Still, there are wonderful moments--and frequently they involve descriptions of the sea or the boat rather than the humans. Since I am a writer and a reader who loves people, my attraction to these passages surprises me and, to tell the truth, pleases me. Maybe every artist gets sick of her stuff: maybe everyone wonders, "Why do I seem to write the same old story over and over?" It is refreshing to find myself pulled into a new place.
Here's a passage that particularly struck me. Though it does concern humans, it seems almost to be shedding its human skin as it progresses. In a way, what it's shedding is exactly what Dickens's novels accrue.

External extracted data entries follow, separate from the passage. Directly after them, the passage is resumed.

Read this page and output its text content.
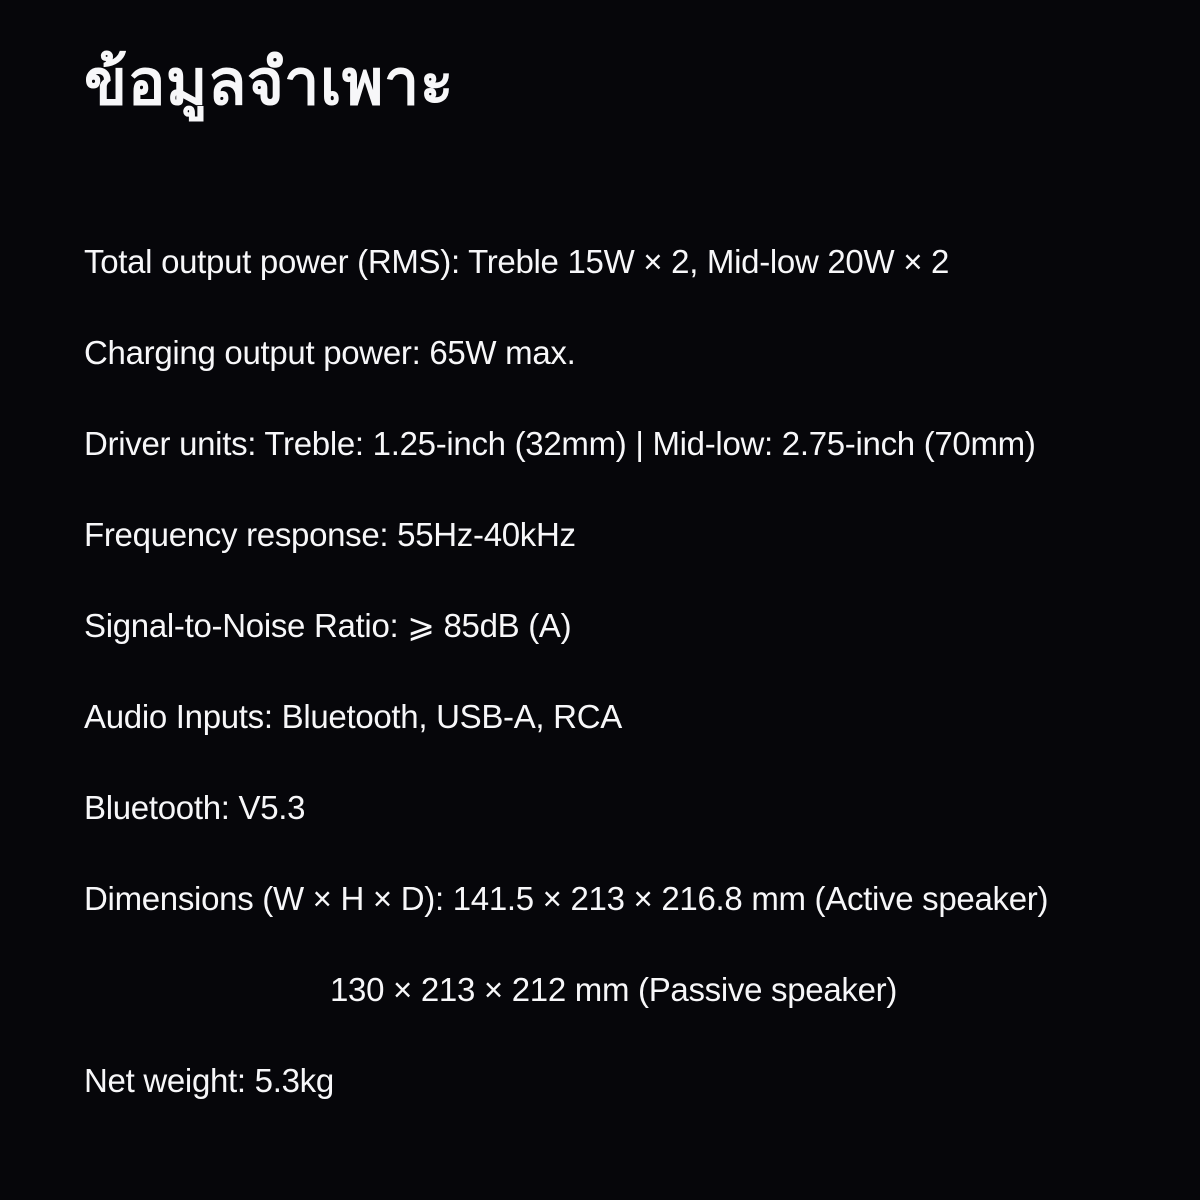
ข้อมูลจำเพาะ
Total output power (RMS): Treble 15W × 2, Mid-low 20W × 2
Charging output power: 65W max.
Driver units: Treble: 1.25-inch (32mm) | Mid-low: 2.75-inch (70mm)
Frequency response: 55Hz-40kHz
Signal-to-Noise Ratio: ⩾ 85dB (A)
Audio Inputs: Bluetooth, USB-A, RCA
Bluetooth: V5.3
Dimensions (W × H × D): 141.5 × 213 × 216.8 mm (Active speaker)
130 × 213 × 212 mm (Passive speaker)
Net weight: 5.3kg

The three mast-heads are kept manned from sun-rise to sun-set; the seamen taking their regular turns (as at the helm), and relieving each other every two hours. In the serene weather of the tropics it is exceedingly pleasant--the mast-head; nay, to a dreamy meditative man it is delightful. There you stand, a hundred feet above the silent decks, striding along the deep, as if the masts were gigantic stilts, while beneath you and between your legs, as it were, swim the hugest monsters of the sea, even as ships once sailed between the boots of the famous Colossus at old Rhodes. There you stand, lost in the infinite series of the sea, with nothing ruffled but the waves. The tranced ship indolently rolls; the drowsy trade winds blow; everything resolves you into languor. For the most part, in this tropic whaling life, a sublime uneventfulness invests you; you hear no news; read no gazettes; extras with startling accounts of commonplaces never delude you into unnecessary excitements; you hear of no domestic afflictions; bankrupt securities; fall of stocks; are never troubled with the thought of what you shall have for dinner--for all your meals for three years and more are snugly stowed in casks, and your bill of fare is immutable.
And now I am off to do chores and make sauerkraut. Wish me fermentation luck.
2 comments:
I wonder if the non-story in MD is not unlike the vast periods off time on a whaling vessel where the activity is mundane and distracted by other things. the suddenly the action is frantic and so very much "in the monmet".
Oh yes I like Ruth's comment about the non-story parts being related to off time on the ship. I like the distractions in MD because they are part and parcel of the universe Melville creates; it's as if he had to fit a little of everything in this book (e.g. religion, science, human nature, politics). It's a collage. I agree Melville's structure makes it more difficult to read than GE--I sometimes avoid picking up MD because I know it takes more effort on my part whereas I'm eager to pick up GE because it immediately sweeps me away. But after reading MD multiple times, it is one of my "desert island" books whereas, although I'm very enjoying GE, I'm not sure I'd feel the same way about it after multiple readings.
All that having been said...I'm up to chap 40 in GE and am loving it. As Dawn has pointed out Dickens is a master-writer. One thing I admire is his way of using shifts in viewpoint to convey emotional shifts such as in the scene of his sister's funeral when the viewpoint suddenly shifts to " And now the marshes lay clear before us...." That shift caused me to catch my breath. I may go ahead and finish GE before I turn back to MD because at this point I'm finding it difficult to switch back and forth.